The defense in the Guapinol trial has not yet begun. No one knows for certain how long the trial will last or whether the Guapinol water defenders will be found innocent and freed. The outcome will be a cautionary tale, but for whom? The defenders of rights and environment? Or those who indiscriminately violate rights and environment?
On January 27, Honduras will have a new president and a new government that has openly committed itself to defend the rights of local communities like Guapinol against the predations of extractive corporations. The new government has widespread popular support, but after more than a decade of the outgoing government’s promotion of rampant abuse and entrenched powerful interests in the status quo, the new government faces huge obstacles to change. In the past two months since the election, corporations—with the aid of the police and military and the blessing of some courts—have continued unabated in ignoring the rights and peaceful protests of communities elsewhere in Honduras.
For example, in the western Honduran community of Azacualpa, Canadian mining company Aura Minerals has been digging up the ancestors’ bones in the community’s graveyard to mine the area for gold. Azacualpa residents are deeply offended by what they regard as a sacrilege against their families and their community. Last week, as military units arrived to protect Aura Minerals’ exhumations of the graves, the Azacualpa community resorted to blocking access to the graveyard. There is concern that local community members may suffer the fate of the Guapinol defenders. The image of a foreign company invading a cemetery in order to extract gold with the support of local authorities and the military sends a clear message that in a world where the frantic extraction of resources is the order of business, nothing is sacred—neither the rights and well-being of the living nor the peace of the dead.

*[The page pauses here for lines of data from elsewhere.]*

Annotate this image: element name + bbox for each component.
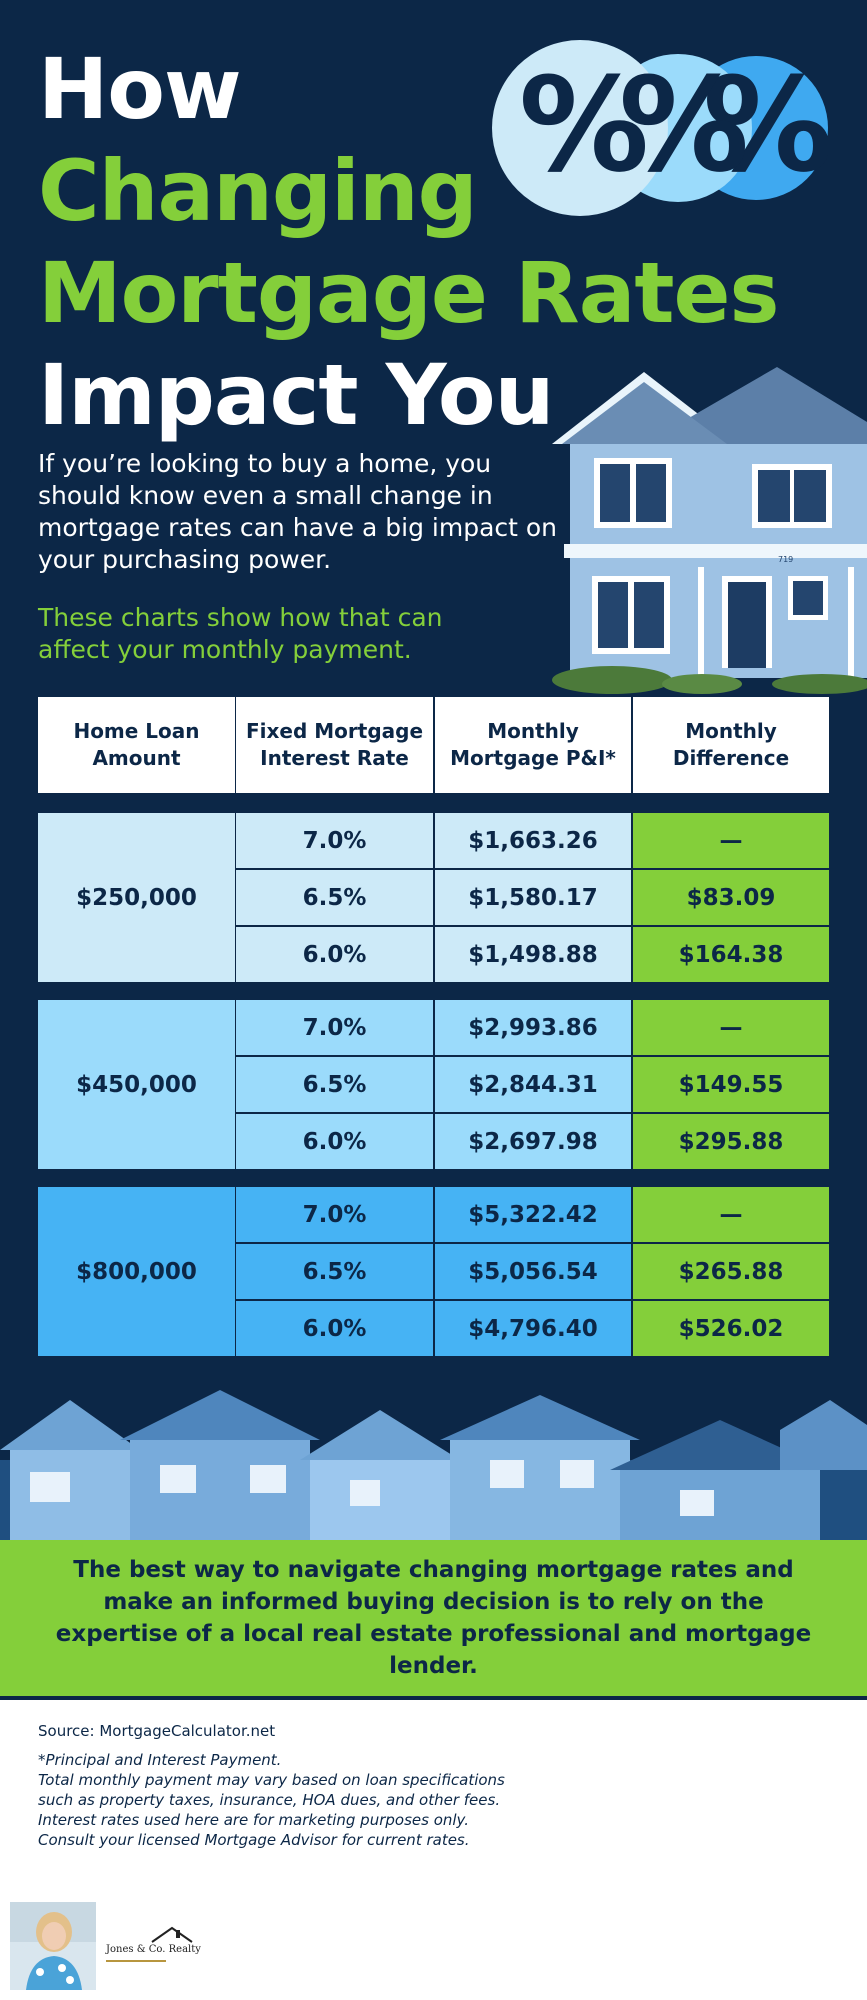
difference-cell: $526.02 [633, 1301, 829, 1356]
brand-logo: Jones & Co. Realty [106, 1924, 201, 1964]
rate-cell: 6.5% [236, 1244, 433, 1299]
difference-cell: — [633, 1187, 829, 1242]
call-to-action-text: The best way to navigate changing mortga… [55, 1557, 812, 1679]
percent-glyph-3: % [703, 49, 828, 201]
rate-cell: 6.0% [236, 927, 433, 982]
rate-cell-text: 6.0% [302, 941, 367, 968]
loan-amount-cell-text: $800,000 [76, 1258, 197, 1285]
rate-cell: 7.0% [236, 1187, 433, 1242]
footnote-line: Interest rates used here are for marketi… [38, 1811, 470, 1829]
rate-cell-text: 6.5% [302, 1071, 367, 1098]
table-header-3: Monthly Mortgage P&I* [435, 697, 631, 793]
neighborhood-skyline [0, 1390, 867, 1540]
brand-name: Jones & Co. Realty [106, 1944, 201, 1955]
payment-cell-text: $2,844.31 [468, 1071, 598, 1098]
subtitle-paragraph: These charts show how that can affect yo… [38, 603, 443, 664]
payment-cell: $1,580.17 [435, 870, 631, 925]
rate-cell-text: 6.0% [302, 1315, 367, 1342]
difference-cell-text: $149.55 [678, 1071, 784, 1098]
rate-cell-text: 7.0% [302, 1014, 367, 1041]
footnote-line: such as property taxes, insurance, HOA d… [38, 1791, 501, 1809]
payment-cell-text: $1,580.17 [468, 884, 598, 911]
payment-cell-text: $2,697.98 [468, 1128, 598, 1155]
rate-cell: 6.0% [236, 1114, 433, 1169]
rate-cell: 7.0% [236, 813, 433, 868]
rate-cell: 6.5% [236, 1057, 433, 1112]
intro-paragraph: If you’re looking to buy a home, you sho… [38, 449, 558, 574]
footnote-line: Consult your licensed Mortgage Advisor f… [38, 1831, 470, 1849]
payment-cell: $4,796.40 [435, 1301, 631, 1356]
difference-cell: $83.09 [633, 870, 829, 925]
percent-glyph-2: % [619, 49, 749, 201]
title-line-3: Mortgage Rates [38, 244, 780, 342]
title-line-1: How [38, 40, 242, 138]
title-line-4: Impact You [38, 346, 554, 444]
table-header-3-text: Monthly Mortgage P&I* [450, 719, 616, 770]
house-illustration: 719 [552, 367, 867, 694]
loan-amount-cell: $450,000 [38, 1000, 235, 1169]
loan-amount-cell-text: $250,000 [76, 884, 197, 911]
loan-amount-cell: $250,000 [38, 813, 235, 982]
rate-cell: 6.0% [236, 1301, 433, 1356]
source-citation: Source: MortgageCalculator.net [38, 1722, 276, 1740]
rate-cell-text: 7.0% [302, 827, 367, 854]
footnote-line: Total monthly payment may vary based on … [38, 1771, 505, 1789]
rate-cell: 7.0% [236, 1000, 433, 1055]
payment-cell: $5,322.42 [435, 1187, 631, 1242]
payment-cell-text: $1,498.88 [468, 941, 598, 968]
rate-cell-text: 6.5% [302, 1258, 367, 1285]
brand-underline [106, 1960, 166, 1962]
payment-cell: $2,844.31 [435, 1057, 631, 1112]
payment-cell-text: $1,663.26 [468, 827, 598, 854]
percent-circles-graphic: % % % [492, 40, 828, 216]
difference-cell-text: — [719, 1201, 743, 1228]
payment-cell-text: $5,056.54 [468, 1258, 598, 1285]
difference-cell-text: $295.88 [678, 1128, 784, 1155]
payment-cell: $1,663.26 [435, 813, 631, 868]
payment-cell: $5,056.54 [435, 1244, 631, 1299]
rate-cell: 6.5% [236, 870, 433, 925]
rate-cell-text: 6.5% [302, 884, 367, 911]
difference-cell: $149.55 [633, 1057, 829, 1112]
payment-cell: $2,993.86 [435, 1000, 631, 1055]
title-line-2: Changing [38, 142, 478, 240]
difference-cell: $164.38 [633, 927, 829, 982]
rate-cell-text: 7.0% [302, 1201, 367, 1228]
percent-glyph-1: % [519, 49, 649, 201]
table-header-2-text: Fixed Mortgage Interest Rate [245, 719, 424, 770]
footnote-line: *Principal and Interest Payment. [38, 1751, 282, 1769]
difference-cell-text: — [719, 827, 743, 854]
table-header-4-text: Monthly Difference [672, 719, 790, 770]
payment-cell: $2,697.98 [435, 1114, 631, 1169]
call-to-action-banner: The best way to navigate changing mortga… [0, 1540, 867, 1700]
agent-photo [10, 1902, 96, 1990]
rate-cell-text: 6.0% [302, 1128, 367, 1155]
difference-cell: — [633, 813, 829, 868]
difference-cell: — [633, 1000, 829, 1055]
payment-cell-text: $5,322.42 [468, 1201, 598, 1228]
difference-cell: $295.88 [633, 1114, 829, 1169]
difference-cell-text: — [719, 1014, 743, 1041]
house-roof-icon [151, 1926, 193, 1943]
table-header-1: Home Loan Amount [38, 697, 235, 793]
loan-amount-cell: $800,000 [38, 1187, 235, 1356]
difference-cell: $265.88 [633, 1244, 829, 1299]
page-title: How Changing Mortgage Rates Impact You [38, 38, 780, 446]
table-header-1-text: Home Loan Amount [73, 719, 200, 770]
difference-cell-text: $83.09 [686, 884, 776, 911]
table-header-2: Fixed Mortgage Interest Rate [236, 697, 433, 793]
table-header-4: Monthly Difference [633, 697, 829, 793]
difference-cell-text: $164.38 [678, 941, 784, 968]
footnotes: *Principal and Interest Payment. Total m… [38, 1750, 598, 1850]
difference-cell-text: $526.02 [678, 1315, 784, 1342]
house-number: 719 [778, 555, 793, 564]
loan-amount-cell-text: $450,000 [76, 1071, 197, 1098]
payment-cell-text: $4,796.40 [468, 1315, 598, 1342]
payment-cell: $1,498.88 [435, 927, 631, 982]
difference-cell-text: $265.88 [678, 1258, 784, 1285]
payment-cell-text: $2,993.86 [468, 1014, 598, 1041]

Hondurans and international solidarity supporters have set up an encampment near the courthouse where the Guapinol trial is underway. Their presence is a constant reminder that people will not abandon the struggle for human rights and the integrity of the environment.
The SHARE Foundation in Berkeley, California is one of the U.S. organizations offering support for this encampment. It has sponsored small delegations from the U.S. to visit the Guapinol community and the encampment, and the group raises funds to support some of the logistical needs of the encampment.